4. Yaşlı teyze, oğluna gayrimenkul satış vekaleti vermek için geldi. Noter kâtibi, bu iş için doktor raporu gerektiğini ve talep yazısı hazırlayacağını söyledi ve ardından “… polikliniğine mi, … hastanesine mi gitmek istersiniz” diyerek ve iki özel sağlık kuruluşunun adını da vererek hem yönlendirme yaptı ve hem de güya tercih sordu. Oğul “buralarda rapor fiyatı ne kadar” dedi. “Yüz lira” cevabı aldı. Oğul “devlet hastanesi yapmıyor mu” diye sordu. “Orası da elli lira alır” cevabı aldı ve “… polikliniği olsun bari” dedi. Ardından da “bıktım bu soygun düzeninden” diye mırıldandı.
Bu arada fark ettik ki bu “noterden doktora gönderme işi” neredeyse bir furyaya ve sektöre dönüşmüş durumda. Psikiyatristi olan poliklinikler “iki tıktık bir pıtpıt”la darphane gibi! Tam bir “emeksiz yemek” modeli...
Noterlere bankalardaki gibi tarife ve uyarı levhaları astırmak çok mu zor?
Denetim yapılmıyor mu?
Güvenilen adam durumunda olan ve güvenilmesi gereken noterler bunları yaparsa...
Öncelikle Türkiye Noterler Birliğini göreve davet ediyoruz. Ama bazı organizasyonlarının içinde bulunduğumuzdan tahmin ediyoruz ki onlar görevini yapmayacak. Zira milletin değil üyelerinin menfaatini üstün tutuyor.

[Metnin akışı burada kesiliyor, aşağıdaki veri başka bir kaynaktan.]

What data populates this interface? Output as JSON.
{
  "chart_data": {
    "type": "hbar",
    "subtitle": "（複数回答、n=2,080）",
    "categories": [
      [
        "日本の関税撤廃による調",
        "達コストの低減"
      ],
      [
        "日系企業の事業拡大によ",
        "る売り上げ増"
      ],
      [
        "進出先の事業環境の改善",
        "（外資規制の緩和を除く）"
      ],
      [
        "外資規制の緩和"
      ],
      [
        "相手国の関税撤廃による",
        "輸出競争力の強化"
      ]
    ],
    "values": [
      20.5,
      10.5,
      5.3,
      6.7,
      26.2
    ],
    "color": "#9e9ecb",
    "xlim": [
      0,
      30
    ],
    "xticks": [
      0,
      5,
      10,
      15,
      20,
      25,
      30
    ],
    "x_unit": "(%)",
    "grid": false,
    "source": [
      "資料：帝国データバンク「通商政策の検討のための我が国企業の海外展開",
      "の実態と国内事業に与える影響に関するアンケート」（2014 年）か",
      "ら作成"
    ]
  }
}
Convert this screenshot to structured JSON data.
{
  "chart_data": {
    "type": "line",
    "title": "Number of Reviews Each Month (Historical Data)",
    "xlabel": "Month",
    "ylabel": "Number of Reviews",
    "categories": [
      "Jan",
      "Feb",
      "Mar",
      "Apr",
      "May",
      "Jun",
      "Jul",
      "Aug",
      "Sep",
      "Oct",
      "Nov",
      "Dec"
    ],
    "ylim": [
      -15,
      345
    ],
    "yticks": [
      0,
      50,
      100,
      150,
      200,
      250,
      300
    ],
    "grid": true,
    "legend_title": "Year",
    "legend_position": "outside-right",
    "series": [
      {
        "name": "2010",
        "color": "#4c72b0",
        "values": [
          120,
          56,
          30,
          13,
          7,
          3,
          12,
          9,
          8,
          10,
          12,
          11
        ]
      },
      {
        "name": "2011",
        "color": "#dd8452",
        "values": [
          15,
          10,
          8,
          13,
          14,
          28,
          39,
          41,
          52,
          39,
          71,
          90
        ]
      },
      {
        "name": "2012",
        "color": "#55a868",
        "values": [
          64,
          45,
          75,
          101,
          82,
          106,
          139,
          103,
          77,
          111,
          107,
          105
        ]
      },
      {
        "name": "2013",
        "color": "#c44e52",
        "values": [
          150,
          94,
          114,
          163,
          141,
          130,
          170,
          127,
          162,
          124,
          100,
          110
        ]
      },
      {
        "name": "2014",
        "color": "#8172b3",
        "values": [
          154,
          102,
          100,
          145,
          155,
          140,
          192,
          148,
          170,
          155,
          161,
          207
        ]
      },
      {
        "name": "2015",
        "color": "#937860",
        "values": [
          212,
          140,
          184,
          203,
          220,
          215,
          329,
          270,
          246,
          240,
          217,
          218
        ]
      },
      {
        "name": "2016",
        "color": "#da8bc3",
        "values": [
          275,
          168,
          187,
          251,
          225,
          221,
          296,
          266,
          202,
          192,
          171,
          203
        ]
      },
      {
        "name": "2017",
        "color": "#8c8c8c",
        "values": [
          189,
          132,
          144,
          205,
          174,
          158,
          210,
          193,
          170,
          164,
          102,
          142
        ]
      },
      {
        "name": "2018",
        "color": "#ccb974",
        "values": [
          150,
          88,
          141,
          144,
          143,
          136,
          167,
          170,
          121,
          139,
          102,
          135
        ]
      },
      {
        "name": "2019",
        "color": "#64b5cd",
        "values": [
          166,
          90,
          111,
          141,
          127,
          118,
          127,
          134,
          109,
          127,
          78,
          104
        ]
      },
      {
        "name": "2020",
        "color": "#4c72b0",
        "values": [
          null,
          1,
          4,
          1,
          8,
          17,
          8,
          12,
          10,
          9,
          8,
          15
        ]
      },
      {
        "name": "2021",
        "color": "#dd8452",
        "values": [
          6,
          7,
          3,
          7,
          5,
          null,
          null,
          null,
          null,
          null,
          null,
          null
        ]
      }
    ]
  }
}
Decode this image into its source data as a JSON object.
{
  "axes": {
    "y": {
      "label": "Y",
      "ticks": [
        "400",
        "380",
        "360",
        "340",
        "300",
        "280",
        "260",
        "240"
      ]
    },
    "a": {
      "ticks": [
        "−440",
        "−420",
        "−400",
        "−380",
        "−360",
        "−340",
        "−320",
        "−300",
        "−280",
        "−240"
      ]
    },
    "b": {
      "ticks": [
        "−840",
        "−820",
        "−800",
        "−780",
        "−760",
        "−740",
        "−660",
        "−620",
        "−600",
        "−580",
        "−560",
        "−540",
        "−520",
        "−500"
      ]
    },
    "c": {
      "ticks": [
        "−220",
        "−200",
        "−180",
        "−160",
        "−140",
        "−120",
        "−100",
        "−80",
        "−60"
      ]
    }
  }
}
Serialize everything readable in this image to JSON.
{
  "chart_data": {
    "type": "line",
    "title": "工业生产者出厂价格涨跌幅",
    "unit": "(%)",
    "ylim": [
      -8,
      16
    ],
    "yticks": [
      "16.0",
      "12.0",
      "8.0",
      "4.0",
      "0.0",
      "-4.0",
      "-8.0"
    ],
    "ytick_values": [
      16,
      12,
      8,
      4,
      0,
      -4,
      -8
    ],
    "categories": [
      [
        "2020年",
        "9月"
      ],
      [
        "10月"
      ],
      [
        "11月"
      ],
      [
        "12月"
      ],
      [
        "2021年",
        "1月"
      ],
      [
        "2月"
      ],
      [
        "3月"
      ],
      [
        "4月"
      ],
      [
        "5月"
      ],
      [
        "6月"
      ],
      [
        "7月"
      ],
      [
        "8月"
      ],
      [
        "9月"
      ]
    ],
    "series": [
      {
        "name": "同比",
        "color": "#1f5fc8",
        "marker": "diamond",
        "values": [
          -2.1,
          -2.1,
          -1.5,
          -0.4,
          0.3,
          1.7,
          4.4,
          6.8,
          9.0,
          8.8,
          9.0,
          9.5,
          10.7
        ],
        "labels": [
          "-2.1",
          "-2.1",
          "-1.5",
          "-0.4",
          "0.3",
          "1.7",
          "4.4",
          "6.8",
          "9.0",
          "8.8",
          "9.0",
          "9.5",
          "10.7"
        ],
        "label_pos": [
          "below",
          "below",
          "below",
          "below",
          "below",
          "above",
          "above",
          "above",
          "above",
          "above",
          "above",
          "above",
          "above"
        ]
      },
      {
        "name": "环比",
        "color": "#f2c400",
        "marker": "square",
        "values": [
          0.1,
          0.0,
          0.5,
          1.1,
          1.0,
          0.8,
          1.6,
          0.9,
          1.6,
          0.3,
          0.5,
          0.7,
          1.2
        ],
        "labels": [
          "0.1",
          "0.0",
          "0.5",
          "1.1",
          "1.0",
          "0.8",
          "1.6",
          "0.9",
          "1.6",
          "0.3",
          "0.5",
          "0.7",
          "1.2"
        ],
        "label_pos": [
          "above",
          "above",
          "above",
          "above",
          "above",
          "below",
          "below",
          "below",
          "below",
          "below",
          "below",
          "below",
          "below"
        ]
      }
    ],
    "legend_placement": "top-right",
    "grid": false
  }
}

Hem de eskiden beri.
Üstelik bu hususu daha önce de yazdık: 28.02.2012 tarihli “Noter de noteder, biz de…” başlıklı yazımıza bakılabilir.
Linki: http://www.yeniasya. com.tr/ahmet-battal/noter-de-noteder-biz-de_205520
O halde Adalet Bakanlığını ve noter denetçisi savcılarını göreve çağırıyoruz.
Adım atmazlarsa diyeceğiz ki: Demek noterlerin meslekî dayanışması Adalet Bakanlığını da bağlamış!